Weiterer Lesetipp: Springers rasende Wut auf das Bundesverfassungsgericht (uebermedien.de, Stefan Niggemeier).

2. Erneut eingegriffen
(taz.de, Volkan Ağar)
In der Theorie agiert die Bundeszentrale für politische Bildung (bpb) unabhängig und überparteilich, doch in der Praxis und mit Blick auf das Agieren des Bundesministeriums des Innern (BMI) muss dies bezweifelt werden: “Denn nachdem das BMI der bpb letzthin eine Links-Extremismusdefinition des Verfassungsschutzes diktiert hat, hat es auch die Veröffentlichung des Sammelbandes ‘Extreme Sicherheit. Rechtsradikale in Polizei, Verfassungsschutz, Bundeswehr und Justiz’ verzögert und erst in Begleitung eines ergänzenden Onlinedossiers erlaubt.”

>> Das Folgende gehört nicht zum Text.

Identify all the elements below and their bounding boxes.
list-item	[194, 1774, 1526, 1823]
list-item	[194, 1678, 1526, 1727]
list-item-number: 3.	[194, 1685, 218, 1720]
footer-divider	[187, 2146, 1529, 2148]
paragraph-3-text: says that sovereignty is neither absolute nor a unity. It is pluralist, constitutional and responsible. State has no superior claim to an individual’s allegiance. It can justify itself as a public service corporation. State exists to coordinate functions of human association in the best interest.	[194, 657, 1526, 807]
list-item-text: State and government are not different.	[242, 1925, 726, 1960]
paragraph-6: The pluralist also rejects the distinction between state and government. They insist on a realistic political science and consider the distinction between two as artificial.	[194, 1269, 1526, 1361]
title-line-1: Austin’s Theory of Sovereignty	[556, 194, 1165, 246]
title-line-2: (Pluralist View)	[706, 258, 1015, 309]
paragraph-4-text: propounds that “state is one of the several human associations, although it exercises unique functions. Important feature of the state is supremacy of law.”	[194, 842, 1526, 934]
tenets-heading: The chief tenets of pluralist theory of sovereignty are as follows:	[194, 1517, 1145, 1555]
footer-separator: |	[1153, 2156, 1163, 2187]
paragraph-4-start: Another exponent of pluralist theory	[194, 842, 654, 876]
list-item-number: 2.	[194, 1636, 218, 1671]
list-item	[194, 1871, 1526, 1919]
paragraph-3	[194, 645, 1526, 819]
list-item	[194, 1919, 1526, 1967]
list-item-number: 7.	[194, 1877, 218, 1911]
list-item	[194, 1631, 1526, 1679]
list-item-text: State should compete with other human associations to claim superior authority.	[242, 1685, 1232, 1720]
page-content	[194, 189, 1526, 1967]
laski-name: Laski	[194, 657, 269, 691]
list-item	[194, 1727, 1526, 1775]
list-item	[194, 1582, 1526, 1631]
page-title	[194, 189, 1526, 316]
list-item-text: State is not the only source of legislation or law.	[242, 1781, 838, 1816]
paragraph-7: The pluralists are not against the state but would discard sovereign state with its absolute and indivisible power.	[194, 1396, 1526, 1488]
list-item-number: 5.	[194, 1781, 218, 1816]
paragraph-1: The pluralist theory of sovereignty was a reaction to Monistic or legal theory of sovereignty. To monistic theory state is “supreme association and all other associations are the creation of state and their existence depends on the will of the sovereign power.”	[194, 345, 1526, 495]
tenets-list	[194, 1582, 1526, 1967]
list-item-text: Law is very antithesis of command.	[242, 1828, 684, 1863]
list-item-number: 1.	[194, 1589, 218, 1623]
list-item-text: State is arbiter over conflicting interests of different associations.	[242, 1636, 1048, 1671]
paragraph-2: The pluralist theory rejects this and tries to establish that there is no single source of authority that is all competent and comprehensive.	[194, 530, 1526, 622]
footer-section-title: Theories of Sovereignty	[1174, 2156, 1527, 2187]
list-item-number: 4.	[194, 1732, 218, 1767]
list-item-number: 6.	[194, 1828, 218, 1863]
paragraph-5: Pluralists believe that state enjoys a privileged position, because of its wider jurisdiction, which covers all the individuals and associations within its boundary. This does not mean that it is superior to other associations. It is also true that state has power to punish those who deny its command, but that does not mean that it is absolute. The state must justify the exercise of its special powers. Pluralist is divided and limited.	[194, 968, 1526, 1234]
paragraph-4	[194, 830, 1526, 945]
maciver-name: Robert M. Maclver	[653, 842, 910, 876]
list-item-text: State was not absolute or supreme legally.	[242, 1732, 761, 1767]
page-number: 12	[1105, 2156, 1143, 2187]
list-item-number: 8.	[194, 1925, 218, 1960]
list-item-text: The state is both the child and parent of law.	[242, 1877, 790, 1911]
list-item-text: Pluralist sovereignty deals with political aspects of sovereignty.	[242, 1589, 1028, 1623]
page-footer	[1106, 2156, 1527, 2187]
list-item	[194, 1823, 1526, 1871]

3. Wenn das neue Format der Topfpflanze nicht gefällt
(journalist.de, Mark Heywinkel)
Mark Heywinkel ist Leiter der Abteilung Formatentwicklung bei “Zeit Online”. In der Reihe “Wie machen wir den Journalismus widerstandsfähiger?” verrät er seine fünf persönlichen Tipps zur Entwicklung neuer journalistischer Formate. Vieles davon ist für jeden interessant, der sich im weitesten Sinn schöpferisch, schriftstellerisch oder redaktionell betätigt.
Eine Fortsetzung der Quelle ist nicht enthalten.